2.3 Congenital Storage Diseases (metabolic disorders)
2.3.1 Primary Hemochromatosis
Presents with increased Fe saturation and ferritin.
Approximately 60% of our body iron (Fe) is located in the hemoglobin of the red blood cells. Most of the Fe in the plasma comes from the release from the macrophages of the reticulo-endothelial system. A smaller part comes from the gastro-intestinal system. The two most important Fe-binding proteins in the serum are transferrin and especially ferritin. Hepcidin is a small protein that is produced by the liver parenchymal cells, in response to a disturbed Fe balance and/or to an inflammatory stimulus. The regulation of hepcidin is partly determined by, among other things, the HFE protein. With a high plasma Fe, hepcidin is stimulated, which suppresses the secretion from the macrophages, and there is a reduced absorption from the intestine.
This condition is caused by a mutation in the HFE gene. This gene codes for the protein that modulates hepcidin, which regulates iron absorption in the intestine. It usually involves a mutation from cysteine to tyrosine in amino acid 282 (C282Y mutation). In addition to this classic form, there are other very rare types.
Patients present with fatigue, arthralgia and increased transaminases. On clinical examination the gray-brown skin color is conspicuous. Associated with liver disease may develop diabetes, myocardial infiltration (rhythm disturbance) and chondrocalcinosis (arthralgia).
The diagnosis is made by a Fe saturation of more than 65% (normal saturation less than 45%) and an increase in ferritin, for example 1000 micrograms/dl (normal level: less than 250 micrograms per dl). The definitive diagnosis is made by looking for the gene mutation.
In making the diagnosis, a family screening must be done by detecting the gene mutation. The treatment consists of phlebotomy (bloodletting) with the aim of serum ferritin < 100mg/l.
2.3.2 Wilson's disease
This disease is caused by mutations that lead to copper accumulation in the liver (excretory disorder) and the brain. This results in neuropsychiatric symptoms and movement disorders. The diagnosis is made by the presence of a very low serum ceruloplasmin level (plasma copper binding protein), increased copper excretion in the urine (> 100 pg/24 hours) and by the presence of copper accumulation at the edge of the cornea, the so-called Kayser-Fleischer ring.
Patients may also present with acute liver failure (ALF) in which unconjugated bilirubin is markedly elevated. This is due to the release of copper from the tissue, which leads to hemolysis. Familial screening should be performed by detecting the gene mutation. The treatment aims to bind copper and increase urinary excretion. For this purpose, D-penicillamine (750 to 1 g/day) is used with supplements of pyridoxine (vitamin B6) (250 mg/week).
2.3.3 Alpha-1 antitrypsin deficiency
This is a congenital abnormality in the structure of the alpha-antitrypsin produced, such that the aberrant isoenzyme is not excreted from the liver cell. The accumulation in the hepatocytes gives rise to neonatal cholestasis in the newborn. In adulthood it gives rise to cirrhosis, but together with alcohol can cause premature development of cirrhosis.

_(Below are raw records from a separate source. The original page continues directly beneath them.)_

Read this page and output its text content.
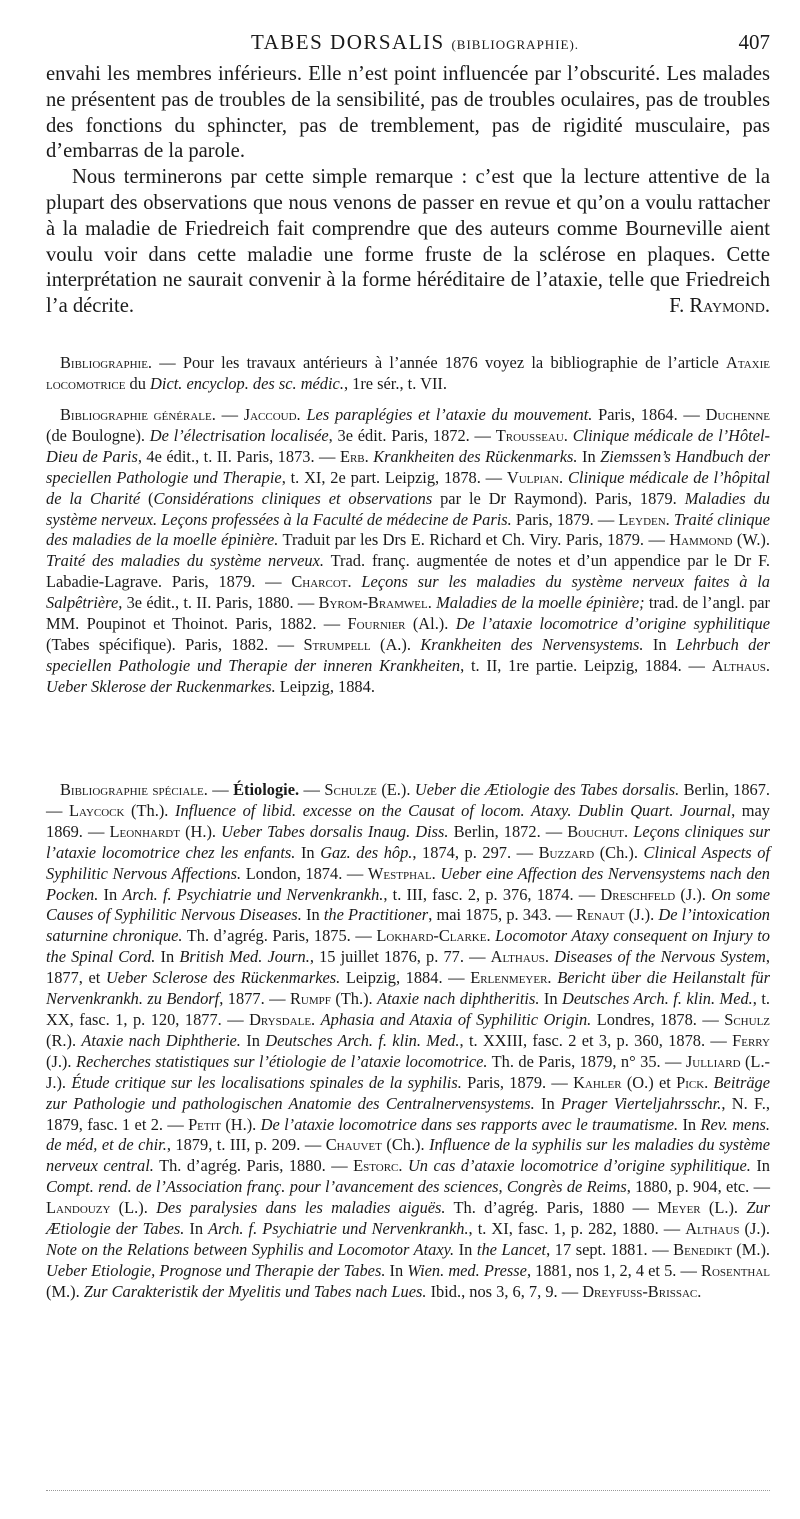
TABES DORSALIS (BIBLIOGRAPHIE).	407

envahi les membres inférieurs. Elle n’est point influencée par l’obscurité. Les malades ne présentent pas de troubles de la sensibilité, pas de troubles oculaires, pas de troubles des fonctions du sphincter, pas de tremblement, pas de rigidité musculaire, pas d’embarras de la parole.

Nous terminerons par cette simple remarque : c’est que la lecture attentive de la plupart des observations que nous venons de passer en revue et qu’on a voulu rattacher à la maladie de Friedreich fait comprendre que des auteurs comme Bourneville aient voulu voir dans cette maladie une forme fruste de la sclérose en plaques. Cette interprétation ne saurait convenir à la forme héréditaire de l’ataxie, telle que Friedreich l’a décrite.	F. Raymond.

Bibliographie. — Pour les travaux antérieurs à l’année 1876 voyez la bibliographie de l’article Ataxie locomotrice du Dict. encyclop. des sc. médic., 1re sér., t. VII.

Bibliographie générale. — Jaccoud. Les paraplégies et l’ataxie du mouvement. Paris, 1864. — Duchenne (de Boulogne). De l’électrisation localisée, 3e édit. Paris, 1872. — Trousseau. Clinique médicale de l’Hôtel-Dieu de Paris, 4e édit., t. II. Paris, 1873. — Erb. Krankheiten des Rückenmarks. In Ziemssen’s Handbuch der speciellen Pathologie und Therapie, t. XI, 2e part. Leipzig, 1878. — Vulpian. Clinique médicale de l’hôpital de la Charité (Considérations cliniques et observations par le Dr Raymond). Paris, 1879. Maladies du système nerveux. Leçons professées à la Faculté de médecine de Paris. Paris, 1879. — Leyden. Traité clinique des maladies de la moelle épinière. Traduit par les Drs E. Richard et Ch. Viry. Paris, 1879. — Hammond (W.). Traité des maladies du système nerveux. Trad. franç. augmentée de notes et d’un appendice par le Dr F. Labadie-Lagrave. Paris, 1879. — Charcot. Leçons sur les maladies du système nerveux faites à la Salpêtrière, 3e édit., t. II. Paris, 1880. — Byrom-Bramwel. Maladies de la moelle épinière; trad. de l’angl. par MM. Poupinot et Thoinot. Paris, 1882. — Fournier (Al.). De l’ataxie locomotrice d’origine syphilitique (Tabes spécifique). Paris, 1882. — Strumpell (A.). Krankheiten des Nervensystems. In Lehrbuch der speciellen Pathologie und Therapie der inneren Krankheiten, t. II, 1re partie. Leipzig, 1884. — Althaus. Ueber Sklerose der Ruckenmarkes. Leipzig, 1884.

Bibliographie spéciale. — Étiologie. — Schulze (E.). Ueber die Ætiologie des Tabes dorsalis. Berlin, 1867. — Laycock (Th.). Influence of libid. excesse on the Causat of locom. Ataxy. Dublin Quart. Journal, may 1869. — Leonhardt (H.). Ueber Tabes dorsalis Inaug. Diss. Berlin, 1872. — Bouchut. Leçons cliniques sur l’ataxie locomotrice chez les enfants. In Gaz. des hôp., 1874, p. 297. — Buzzard (Ch.). Clinical Aspects of Syphilitic Nervous Affections. London, 1874. — Westphal. Ueber eine Affection des Nervensystems nach den Pocken. In Arch. f. Psychiatrie und Nervenkrankh., t. III, fasc. 2, p. 376, 1874. — Dreschfeld (J.). On some Causes of Syphilitic Nervous Diseases. In the Practitioner, mai 1875, p. 343. — Renaut (J.). De l’intoxication saturnine chronique. Th. d’agrég. Paris, 1875. — Lokhard-Clarke. Locomotor Ataxy consequent on Injury to the Spinal Cord. In British Med. Journ., 15 juillet 1876, p. 77. — Althaus. Diseases of the Nervous System, 1877, et Ueber Sclerose des Rückenmarkes. Leipzig, 1884. — Erlenmeyer. Bericht über die Heilanstalt für Nervenkrankh. zu Bendorf, 1877. — Rumpf (Th.). Ataxie nach diphtheritis. In Deutsches Arch. f. klin. Med., t. XX, fasc. 1, p. 120, 1877. — Drysdale. Aphasia and Ataxia of Syphilitic Origin. Londres, 1878. — Schulz (R.). Ataxie nach Diphtherie. In Deutsches Arch. f. klin. Med., t. XXIII, fasc. 2 et 3, p. 360, 1878. — Ferry (J.). Recherches statistiques sur l’étiologie de l’ataxie locomotrice. Th. de Paris, 1879, n° 35. — Julliard (L.-J.). Étude critique sur les localisations spinales de la syphilis. Paris, 1879. — Kahler (O.) et Pick. Beiträge zur Pathologie und pathologischen Anatomie des Centralnervensystems. In Prager Vierteljahrsschr., N. F., 1879, fasc. 1 et 2. — Petit (H.). De l’ataxie locomotrice dans ses rapports avec le traumatisme. In Rev. mens. de méd, et de chir., 1879, t. III, p. 209. — Chauvet (Ch.). Influence de la syphilis sur les maladies du système nerveux central. Th. d’agrég. Paris, 1880. — Estorc. Un cas d’ataxie locomotrice d’origine syphilitique. In Compt. rend. de l’Association franç. pour l’avancement des sciences, Congrès de Reims, 1880, p. 904, etc. — Landouzy (L.). Des paralysies dans les maladies aiguës. Th. d’agrég. Paris, 1880 — Meyer (L.). Zur Ætiologie der Tabes. In Arch. f. Psychiatrie und Nervenkrankh., t. XI, fasc. 1, p. 282, 1880. — Althaus (J.). Note on the Relations between Syphilis and Locomotor Ataxy. In the Lancet, 17 sept. 1881. — Benedikt (M.). Ueber Etiologie, Prognose und Therapie der Tabes. In Wien. med. Presse, 1881, nos 1, 2, 4 et 5. — Rosenthal (M.). Zur Carakteristik der Myelitis und Tabes nach Lues. Ibid., nos 3, 6, 7, 9. — Dreyfuss-Brissac.
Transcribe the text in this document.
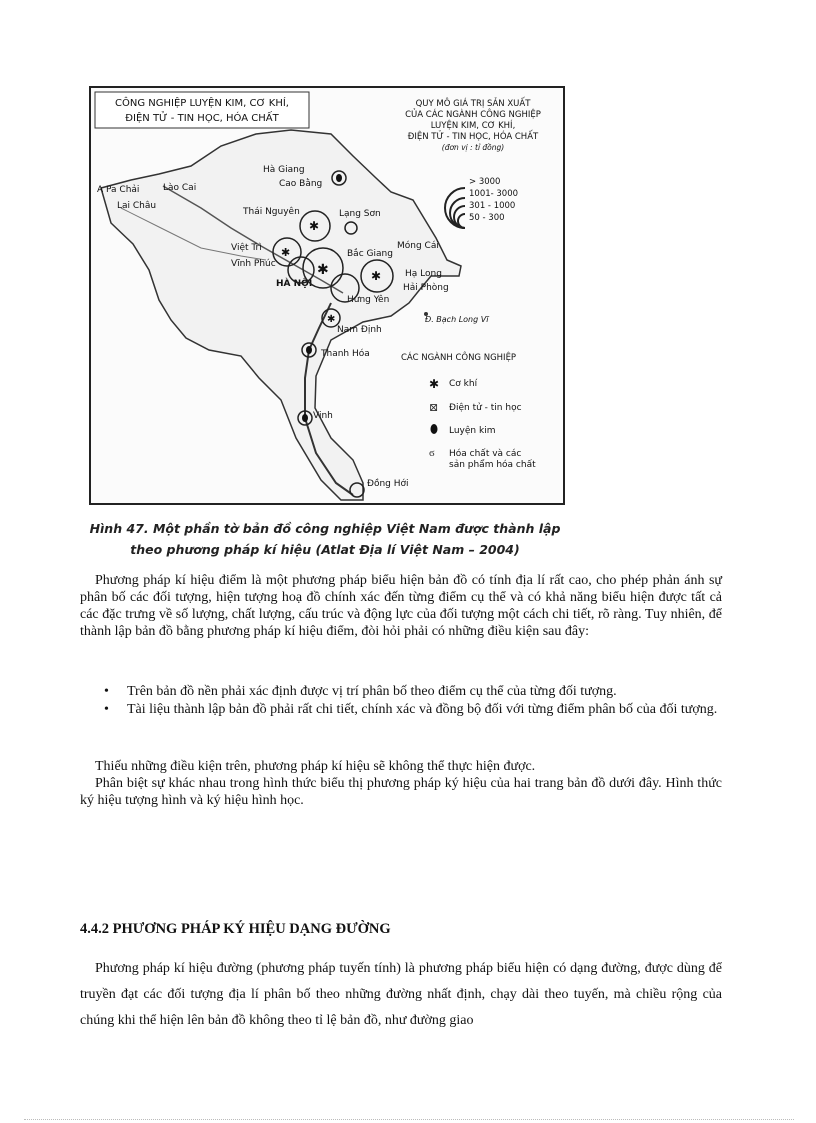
CÔNG NGHIỆP LUYỆN KIM, CƠ KHÍ,
ĐIỆN TỬ - TIN HỌC, HÓA CHẤT
Hà Giang
Cao Bằng
A Pa Chải	Lào Cai
Lai Châu
Thái Nguyên	Lạng Sơn
Việt Trì
Vĩnh Phúc
Bắc Giang
Móng Cái
Hạ Long
Hải Phòng
HÀ NỘI
Hưng Yên
Nam Định
Đ. Bạch Long Vĩ
Thanh Hóa
Vinh
Đồng Hới
✱
✱	✱
✱
✱
QUY MÔ GIÁ TRỊ SẢN XUẤT
CỦA CÁC NGÀNH CÔNG NGHIỆP
LUYỆN KIM, CƠ KHÍ,
ĐIỆN TỬ - TIN HỌC, HÓA CHẤT
(đơn vị : tỉ đồng)
> 3000
1001- 3000
301 - 1000
50 - 300
CÁC NGÀNH CÔNG NGHIỆP
✱ Cơ khí
⊠ Điện tử - tin học
Luyện kim
ϭ Hóa chất và các
sản phẩm hóa chất
Hình 47. Một phần tờ bản đồ công nghiệp Việt Nam được thành lập
theo phương pháp kí hiệu (Atlat Địa lí Việt Nam – 2004)

Phương pháp kí hiệu điểm là một phương pháp biểu hiện bản đồ có tính địa lí rất cao, cho phép phản ánh sự phân bố các đối tượng, hiện tượng hoạ đồ chính xác đến từng điểm cụ thể và có khả năng biểu hiện được tất cả các đặc trưng về số lượng, chất lượng, cấu trúc và động lực của đối tượng một cách chi tiết, rõ ràng. Tuy nhiên, để thành lập bản đồ bằng phương pháp kí hiệu điểm, đòi hỏi phải có những điều kiện sau đây:

• Trên bản đồ nền phải xác định được vị trí phân bố theo điểm cụ thể của từng đối tượng.
• Tài liệu thành lập bản đồ phải rất chi tiết, chính xác và đồng bộ đối với từng điểm phân bố của đối tượng.

Thiếu những điều kiện trên, phương pháp kí hiệu sẽ không thể thực hiện được.

Phân biệt sự khác nhau trong hình thức biểu thị phương pháp ký hiệu của hai trang bản đồ dưới đây. Hình thức ký hiệu tượng hình và ký hiệu hình học.

4.4.2 PHƯƠNG PHÁP KÝ HIỆU DẠNG ĐƯỜNG

Phương pháp kí hiệu đường (phương pháp tuyến tính) là phương pháp biểu hiện có dạng đường, được dùng để truyền đạt các đối tượng địa lí phân bố theo những đường nhất định, chạy dài theo tuyến, mà chiều rộng của chúng khi thể hiện lên bản đồ không theo tỉ lệ bản đồ, như đường giao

Plasma deficiency can lead to early emphysema at the age of 18 to 30. The diagnosis is made by the dosage of the alpha-1-antitrypsin protein. However, this is usually increased secondary to cirrhosis. The diagnosis is also made by staining the aberrant enzyme in the hepatocyte on liver biopsy and ultimately detecting the gene mutation. There is currently no specific therapy. A smoking ban should be imposed and prevention of lung infections is important. In case of symptomatic cirrhosis, a liver transplant should be performed.
2.3.4 Liver disease and porphyria
Porphyrias are a group of metabolic diseases caused by a dysfunction or defect in one of the enzymes of heme biosynthesis. This leads to the accumulation of toxic heme precursors. There are genetic and acquired forms. The most common form is porphyria cutanea tarda. It occurs in 0.5 to 1 in 10,000 cases. The pathogenesis is caused by the accumulation of porphyrins in the liver and is further provoked by various factors, such as alcohol and oral contraception. Typical are sunlight toxicity of the skin and dark red urine if it has been in the urethra for a while. Biochemically there is an increased iron saturation and increased ferritin. The treatment consists mainly of avoiding provoking factors. In case of iron overload, bloodletting must be performed (chelation).
2.3.5 Extremely rare liver storage diseases
There is a whole list of rare hereditary disorders that affect the liver and are called 'metabolic' diseases. These are diseases in which something goes wrong in the metabolism due to a genetic defect. This can be in the production, combustion or storage of sugars (glycogenesis), in the processing of amino acids (for example tyrosinemia), in the production, storage or processing of fats and in the breakdown of old cells and their membranes (Gaucher disease).